Oil Well Leak Inspections
Posted at 7:13 PM, Jun 14, 2022
and last updated 2022-06-15 14:32:25-04

BAKERSFIELD, Calif. (KERO) — The Kern County Board of Supervisors showed their support for a $200 million proposed in the state general fund budget to assist with capping state orphaned oil and gas wells across California.

Orphan oil wells threaten communities across California. Once oil and gas wells are done producing, experts say they need to be sealed to prevent pollution and protect the health and safety of nearby communities.

However, many operators fail to do that and abandon the wells. This means it's then left to local communities to deal with the health effects.

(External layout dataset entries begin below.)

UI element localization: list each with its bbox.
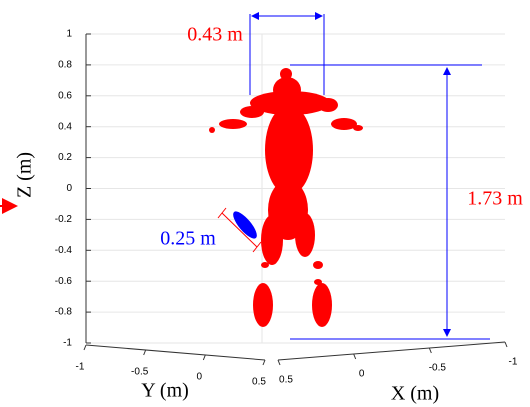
z-tick-label: -0.4 [55,245,73,256]
x-tick [277,359,281,366]
y-tick-label: 0 [197,372,203,383]
y-tick-label: -0.5 [131,367,149,378]
z-tick-label: 0.6 [58,90,72,101]
z-tick-label: 0.8 [58,60,72,71]
limb [233,211,257,239]
x-axis-label: X (m) [391,383,439,405]
z-axis-label: Z (m) [14,152,36,198]
dim-line [252,241,262,253]
x-tick-label: -0.5 [429,363,447,374]
x-tick-label: 0.5 [279,375,293,386]
x-tick [428,347,432,354]
z-tick-label: 0.2 [58,152,72,163]
y-tick-label: -1 [76,362,85,373]
annotation: 0.25 m [160,228,216,250]
y-tick [262,359,266,366]
y-tick-label: 0.5 [252,377,266,388]
z-tick-label: 1 [66,29,72,40]
annotation: 1.73 m [467,188,523,210]
x-tick [353,353,357,360]
z-tick-label: 0.4 [58,121,72,132]
z-tick-label: -0.2 [55,214,73,225]
y-tick [143,349,147,356]
x-tick-label: -1 [509,357,518,368]
y-tick [202,354,206,361]
z-tick-label: -1 [63,338,72,349]
z-tick-label: -0.6 [55,276,73,287]
x-tick [504,341,508,348]
x-axis [277,341,506,361]
dim-line [221,212,258,248]
y-tick [83,344,87,351]
y-axis-label: Y (m) [141,380,189,402]
z-tick-label: 0 [66,183,72,194]
y-axis [85,344,266,361]
point-cloud [209,68,363,327]
dim-line [217,207,227,219]
x-tick-label: 0 [359,369,365,380]
z-tick-label: -0.8 [55,307,73,318]
annotation: 0.43 m [187,24,243,46]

Kern County’s Director of Planning and Natural Resources Lorelei Oviatt says orphaned wells in Kern were permitted by the state and says it needs to step up and plug the leaking wells located in disadvantaged communities.

“We would like to see CalGEM [Division of Oil, Gas, and Geothermal Resources] which is the people responsible for this prioritize the disadvantaged communities, the places where people live around Arvin, Lamont, and these areas."

Oviatt goes on to say that even though the money for capping the wells has not been reconciled with Governor Gavin Newsom's overall budget, she would like to see the state prioritize Kern County when the time comes.

Oviatt says the county can only show its support for environmental protection and cannot allocate its own money to this cleanup because it does not want to take away from other necessary resources like the fire department, sheriff’s office, and Kern County libraries, and instead is demanding the state take responsibility for its permits.